SHARKEY AND THE JABBERWOCK – Chapter 14 – “Sharkey Meets the Knights” by Richard F. Yates

[Hey folks! You might not remember this—it’s been so long since my previous chapter—but I’ve been editing and sharing my serialized story, SHARKEY AND THE JABBERWOCK, for a while now, and believe it or not, I’ve finally gotten around to posting another episode! When we last left the story, the Knights of 58th Street, led by their foul-mouthed founder, Adam, had cornered a creature that had been killing all the animals in the neighborhood…and that little adventure REALLY didn’t go too well for them! (If you don’t remember any of this, or if you’ve never heard of Detective Sharkey, go HERE, and you can start the story from the beginning!) We now rejoin the story, which is already in progress!!! —RFY]


Sharkey was sitting in his unmarked car outside the apartment where the four young adults had been slaughtered (you remember, way back in chapter one) when he got the call.

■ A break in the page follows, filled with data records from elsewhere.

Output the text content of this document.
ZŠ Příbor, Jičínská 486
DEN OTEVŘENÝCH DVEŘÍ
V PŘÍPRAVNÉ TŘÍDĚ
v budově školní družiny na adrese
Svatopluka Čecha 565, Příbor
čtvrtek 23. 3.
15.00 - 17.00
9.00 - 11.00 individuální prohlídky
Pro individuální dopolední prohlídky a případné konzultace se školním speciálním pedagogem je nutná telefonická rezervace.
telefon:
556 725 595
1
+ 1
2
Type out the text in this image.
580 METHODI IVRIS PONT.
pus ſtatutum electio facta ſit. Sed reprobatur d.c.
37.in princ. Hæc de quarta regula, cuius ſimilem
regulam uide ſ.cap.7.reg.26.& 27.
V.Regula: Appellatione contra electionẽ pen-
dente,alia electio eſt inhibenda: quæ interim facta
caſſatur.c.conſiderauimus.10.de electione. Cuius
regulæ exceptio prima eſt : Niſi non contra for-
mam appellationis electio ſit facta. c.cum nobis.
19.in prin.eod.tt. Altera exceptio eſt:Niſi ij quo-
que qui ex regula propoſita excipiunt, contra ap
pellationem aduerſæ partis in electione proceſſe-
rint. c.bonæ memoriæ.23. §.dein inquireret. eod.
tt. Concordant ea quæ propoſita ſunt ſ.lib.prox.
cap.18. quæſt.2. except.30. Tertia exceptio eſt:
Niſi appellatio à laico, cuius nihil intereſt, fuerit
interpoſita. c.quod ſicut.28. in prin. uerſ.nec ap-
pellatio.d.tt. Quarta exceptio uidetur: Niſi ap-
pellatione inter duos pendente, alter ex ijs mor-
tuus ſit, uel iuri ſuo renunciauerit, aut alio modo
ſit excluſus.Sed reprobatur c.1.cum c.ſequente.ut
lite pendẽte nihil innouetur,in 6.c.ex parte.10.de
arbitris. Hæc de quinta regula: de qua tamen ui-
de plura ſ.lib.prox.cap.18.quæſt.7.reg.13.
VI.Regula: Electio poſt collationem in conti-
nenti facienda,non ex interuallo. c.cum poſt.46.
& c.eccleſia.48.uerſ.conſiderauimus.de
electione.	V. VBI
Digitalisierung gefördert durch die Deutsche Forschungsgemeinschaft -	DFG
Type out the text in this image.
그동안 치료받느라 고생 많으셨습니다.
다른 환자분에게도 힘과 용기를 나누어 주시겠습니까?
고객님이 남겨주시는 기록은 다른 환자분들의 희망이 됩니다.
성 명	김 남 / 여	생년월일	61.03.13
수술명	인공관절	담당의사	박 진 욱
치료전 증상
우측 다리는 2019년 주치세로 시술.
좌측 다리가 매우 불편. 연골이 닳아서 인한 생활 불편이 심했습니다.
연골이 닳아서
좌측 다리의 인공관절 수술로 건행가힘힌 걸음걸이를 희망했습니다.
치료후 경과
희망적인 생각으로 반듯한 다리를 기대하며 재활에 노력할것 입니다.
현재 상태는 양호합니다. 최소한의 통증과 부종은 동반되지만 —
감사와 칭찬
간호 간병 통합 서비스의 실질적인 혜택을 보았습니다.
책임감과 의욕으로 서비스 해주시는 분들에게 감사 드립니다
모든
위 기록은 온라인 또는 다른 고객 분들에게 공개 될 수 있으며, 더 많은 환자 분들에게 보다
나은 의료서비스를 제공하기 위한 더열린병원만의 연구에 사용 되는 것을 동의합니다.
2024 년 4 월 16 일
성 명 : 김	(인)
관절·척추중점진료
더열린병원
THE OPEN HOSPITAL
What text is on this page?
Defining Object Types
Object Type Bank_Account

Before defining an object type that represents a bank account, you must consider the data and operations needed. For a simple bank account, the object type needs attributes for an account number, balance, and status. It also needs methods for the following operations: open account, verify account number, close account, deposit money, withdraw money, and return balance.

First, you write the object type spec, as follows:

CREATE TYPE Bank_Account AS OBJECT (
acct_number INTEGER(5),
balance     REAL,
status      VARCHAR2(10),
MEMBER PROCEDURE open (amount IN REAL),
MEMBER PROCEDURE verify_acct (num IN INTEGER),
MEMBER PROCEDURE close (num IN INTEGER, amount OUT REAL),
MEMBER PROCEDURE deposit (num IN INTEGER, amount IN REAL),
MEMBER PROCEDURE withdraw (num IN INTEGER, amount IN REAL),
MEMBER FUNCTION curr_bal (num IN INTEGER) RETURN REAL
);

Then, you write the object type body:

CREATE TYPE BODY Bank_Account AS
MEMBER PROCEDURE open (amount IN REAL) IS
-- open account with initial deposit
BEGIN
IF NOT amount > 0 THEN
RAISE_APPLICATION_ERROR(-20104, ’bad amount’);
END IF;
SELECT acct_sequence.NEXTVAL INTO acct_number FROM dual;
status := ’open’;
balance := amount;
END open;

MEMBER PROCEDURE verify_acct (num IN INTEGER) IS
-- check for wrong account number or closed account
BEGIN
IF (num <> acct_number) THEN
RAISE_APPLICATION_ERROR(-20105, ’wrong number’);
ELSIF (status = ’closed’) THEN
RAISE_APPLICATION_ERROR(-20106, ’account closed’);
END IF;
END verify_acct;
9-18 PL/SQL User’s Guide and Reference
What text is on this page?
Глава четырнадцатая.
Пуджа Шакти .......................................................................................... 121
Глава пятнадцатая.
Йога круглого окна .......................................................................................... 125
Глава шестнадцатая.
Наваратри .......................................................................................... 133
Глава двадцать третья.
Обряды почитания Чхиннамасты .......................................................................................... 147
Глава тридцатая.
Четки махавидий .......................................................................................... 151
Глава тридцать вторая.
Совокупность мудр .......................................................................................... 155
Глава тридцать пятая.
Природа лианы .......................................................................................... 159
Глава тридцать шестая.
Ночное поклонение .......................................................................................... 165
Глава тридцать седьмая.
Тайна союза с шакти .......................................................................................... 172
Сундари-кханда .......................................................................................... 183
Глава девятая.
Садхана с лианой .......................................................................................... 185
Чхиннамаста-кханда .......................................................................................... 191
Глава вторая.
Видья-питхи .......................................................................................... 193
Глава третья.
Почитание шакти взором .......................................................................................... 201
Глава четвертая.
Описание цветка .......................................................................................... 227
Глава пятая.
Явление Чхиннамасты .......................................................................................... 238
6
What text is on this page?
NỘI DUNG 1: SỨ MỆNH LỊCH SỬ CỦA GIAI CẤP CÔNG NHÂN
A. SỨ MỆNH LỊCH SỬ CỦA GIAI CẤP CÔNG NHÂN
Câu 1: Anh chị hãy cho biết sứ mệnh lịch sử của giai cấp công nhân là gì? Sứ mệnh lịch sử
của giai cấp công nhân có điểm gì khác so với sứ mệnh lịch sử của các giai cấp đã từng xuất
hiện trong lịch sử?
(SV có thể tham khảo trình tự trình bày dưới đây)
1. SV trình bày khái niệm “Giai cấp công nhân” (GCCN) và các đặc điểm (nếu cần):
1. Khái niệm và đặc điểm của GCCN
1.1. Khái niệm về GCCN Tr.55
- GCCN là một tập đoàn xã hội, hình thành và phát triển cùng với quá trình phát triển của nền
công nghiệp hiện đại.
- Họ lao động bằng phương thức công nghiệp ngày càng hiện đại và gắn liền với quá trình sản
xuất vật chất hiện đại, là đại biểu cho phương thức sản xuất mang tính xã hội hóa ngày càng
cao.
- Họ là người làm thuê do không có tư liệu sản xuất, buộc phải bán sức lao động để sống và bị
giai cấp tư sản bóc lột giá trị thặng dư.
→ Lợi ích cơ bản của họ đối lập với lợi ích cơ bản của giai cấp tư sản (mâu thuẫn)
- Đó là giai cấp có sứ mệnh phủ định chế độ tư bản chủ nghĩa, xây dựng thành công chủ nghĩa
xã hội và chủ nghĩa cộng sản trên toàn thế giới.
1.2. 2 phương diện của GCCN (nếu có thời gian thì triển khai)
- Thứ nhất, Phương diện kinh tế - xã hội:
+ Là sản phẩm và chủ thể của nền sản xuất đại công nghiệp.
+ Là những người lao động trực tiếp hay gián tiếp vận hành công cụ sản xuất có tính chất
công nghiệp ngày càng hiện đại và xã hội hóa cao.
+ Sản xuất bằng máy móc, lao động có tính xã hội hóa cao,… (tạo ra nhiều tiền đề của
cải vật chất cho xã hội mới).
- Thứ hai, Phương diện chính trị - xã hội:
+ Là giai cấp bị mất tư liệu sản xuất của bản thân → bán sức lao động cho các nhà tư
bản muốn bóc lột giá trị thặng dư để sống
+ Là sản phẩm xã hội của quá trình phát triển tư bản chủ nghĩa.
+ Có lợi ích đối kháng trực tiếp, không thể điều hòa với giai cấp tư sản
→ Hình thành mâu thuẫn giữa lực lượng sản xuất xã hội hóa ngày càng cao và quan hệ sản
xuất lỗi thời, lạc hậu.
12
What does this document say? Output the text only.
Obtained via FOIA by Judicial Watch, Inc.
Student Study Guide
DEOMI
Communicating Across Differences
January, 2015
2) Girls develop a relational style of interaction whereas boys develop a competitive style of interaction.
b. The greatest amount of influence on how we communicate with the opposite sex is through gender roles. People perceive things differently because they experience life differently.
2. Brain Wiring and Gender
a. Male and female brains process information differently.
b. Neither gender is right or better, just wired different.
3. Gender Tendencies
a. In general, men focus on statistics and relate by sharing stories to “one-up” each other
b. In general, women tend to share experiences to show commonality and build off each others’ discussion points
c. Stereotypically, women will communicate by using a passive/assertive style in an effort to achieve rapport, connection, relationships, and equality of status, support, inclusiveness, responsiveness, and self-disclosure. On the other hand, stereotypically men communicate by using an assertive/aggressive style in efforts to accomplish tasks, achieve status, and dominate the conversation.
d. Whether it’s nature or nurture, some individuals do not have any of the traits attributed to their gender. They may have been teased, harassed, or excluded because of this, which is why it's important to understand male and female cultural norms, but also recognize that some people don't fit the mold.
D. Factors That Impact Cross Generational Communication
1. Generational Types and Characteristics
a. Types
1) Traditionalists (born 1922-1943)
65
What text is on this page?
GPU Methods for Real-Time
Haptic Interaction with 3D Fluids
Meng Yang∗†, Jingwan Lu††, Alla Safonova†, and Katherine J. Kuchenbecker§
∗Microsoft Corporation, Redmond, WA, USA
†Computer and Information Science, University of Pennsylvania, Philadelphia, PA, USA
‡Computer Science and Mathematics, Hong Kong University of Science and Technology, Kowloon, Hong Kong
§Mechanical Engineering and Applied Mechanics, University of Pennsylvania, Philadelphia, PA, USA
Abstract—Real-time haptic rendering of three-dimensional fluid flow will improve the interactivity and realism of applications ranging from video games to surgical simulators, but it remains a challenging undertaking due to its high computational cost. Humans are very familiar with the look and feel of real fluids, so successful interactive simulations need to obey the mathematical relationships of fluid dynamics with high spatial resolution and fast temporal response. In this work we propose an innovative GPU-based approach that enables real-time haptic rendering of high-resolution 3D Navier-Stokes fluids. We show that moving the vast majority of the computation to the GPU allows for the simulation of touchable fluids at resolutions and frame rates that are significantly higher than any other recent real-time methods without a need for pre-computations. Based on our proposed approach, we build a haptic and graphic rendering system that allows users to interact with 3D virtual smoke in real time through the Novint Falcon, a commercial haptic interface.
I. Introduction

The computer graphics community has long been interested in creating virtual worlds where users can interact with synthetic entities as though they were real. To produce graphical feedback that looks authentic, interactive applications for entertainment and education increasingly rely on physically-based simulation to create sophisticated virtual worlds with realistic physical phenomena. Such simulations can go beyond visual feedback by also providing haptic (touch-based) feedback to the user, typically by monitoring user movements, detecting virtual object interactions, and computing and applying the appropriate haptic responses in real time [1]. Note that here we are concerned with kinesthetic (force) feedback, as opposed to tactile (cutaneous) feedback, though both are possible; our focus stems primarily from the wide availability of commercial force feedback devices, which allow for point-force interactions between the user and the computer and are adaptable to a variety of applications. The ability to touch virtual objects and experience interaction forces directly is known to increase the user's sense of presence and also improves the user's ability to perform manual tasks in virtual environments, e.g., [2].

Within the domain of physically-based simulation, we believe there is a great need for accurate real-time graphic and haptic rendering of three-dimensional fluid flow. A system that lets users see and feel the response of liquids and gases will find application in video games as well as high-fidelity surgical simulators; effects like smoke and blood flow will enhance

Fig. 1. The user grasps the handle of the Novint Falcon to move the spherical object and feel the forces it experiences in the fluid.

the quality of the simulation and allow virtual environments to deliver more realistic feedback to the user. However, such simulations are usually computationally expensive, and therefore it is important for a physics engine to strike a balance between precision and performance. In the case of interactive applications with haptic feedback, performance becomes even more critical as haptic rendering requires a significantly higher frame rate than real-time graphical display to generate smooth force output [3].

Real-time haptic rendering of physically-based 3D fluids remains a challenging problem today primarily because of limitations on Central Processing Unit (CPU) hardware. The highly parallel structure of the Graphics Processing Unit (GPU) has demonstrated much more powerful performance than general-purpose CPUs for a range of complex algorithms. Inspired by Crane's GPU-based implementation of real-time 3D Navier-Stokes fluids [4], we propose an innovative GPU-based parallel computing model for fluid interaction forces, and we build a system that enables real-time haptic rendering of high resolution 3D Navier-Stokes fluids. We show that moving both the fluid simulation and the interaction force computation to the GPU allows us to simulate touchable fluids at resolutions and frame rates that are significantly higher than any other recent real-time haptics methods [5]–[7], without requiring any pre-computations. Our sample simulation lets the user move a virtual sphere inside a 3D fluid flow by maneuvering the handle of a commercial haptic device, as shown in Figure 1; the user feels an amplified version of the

A couple of kids had been attacked by something “strange.” One of the kids was in critical condition at St. Fallacies with a punctured lung, damage to his spinal cord, and lots of missing meat.

Sharkey smelled it as soon as he parked—not as strong as it had been in the apartment, but definitely the same stink. Rot and candy and hatred and nightmares.

Jensen waved at Sharkey from the porch of the house where he was standing next to three tired looking boys huddled under wool blankets. Sharkey held up a paw but followed his nose down the driveway towards the forensics team and a carnival of lights, police tape, cameras, and blood. He hoped the crew’s activity hadn’t smothered every shred of evidence that he might have found, but as he drew nearer the garage, he actually had to control his breathing, pull in quick, careful puffs of air, to keep from being overwhelmed by the smell.

The bright shine of the halogens scorched the scene, but despite the lights, which kicked off a massive odor of their own, Sharkey easily found the trail of relatively fresh, blackish blood.

“Huh…” he grumbled. “One of the little bastards actually hurt it.” He nodded absently at a few techs who yelped quick greetings to him as they passed, but his attention was focused on the trail of rot-blood that sizzled in his nostrils. He followed the pungent splashes toward the backyard, but could tell within a few steps that the creature, whatever it might be, was healing quickly. By the time he reached the hedge that the thing had jumped through, its blood had stopped flowing.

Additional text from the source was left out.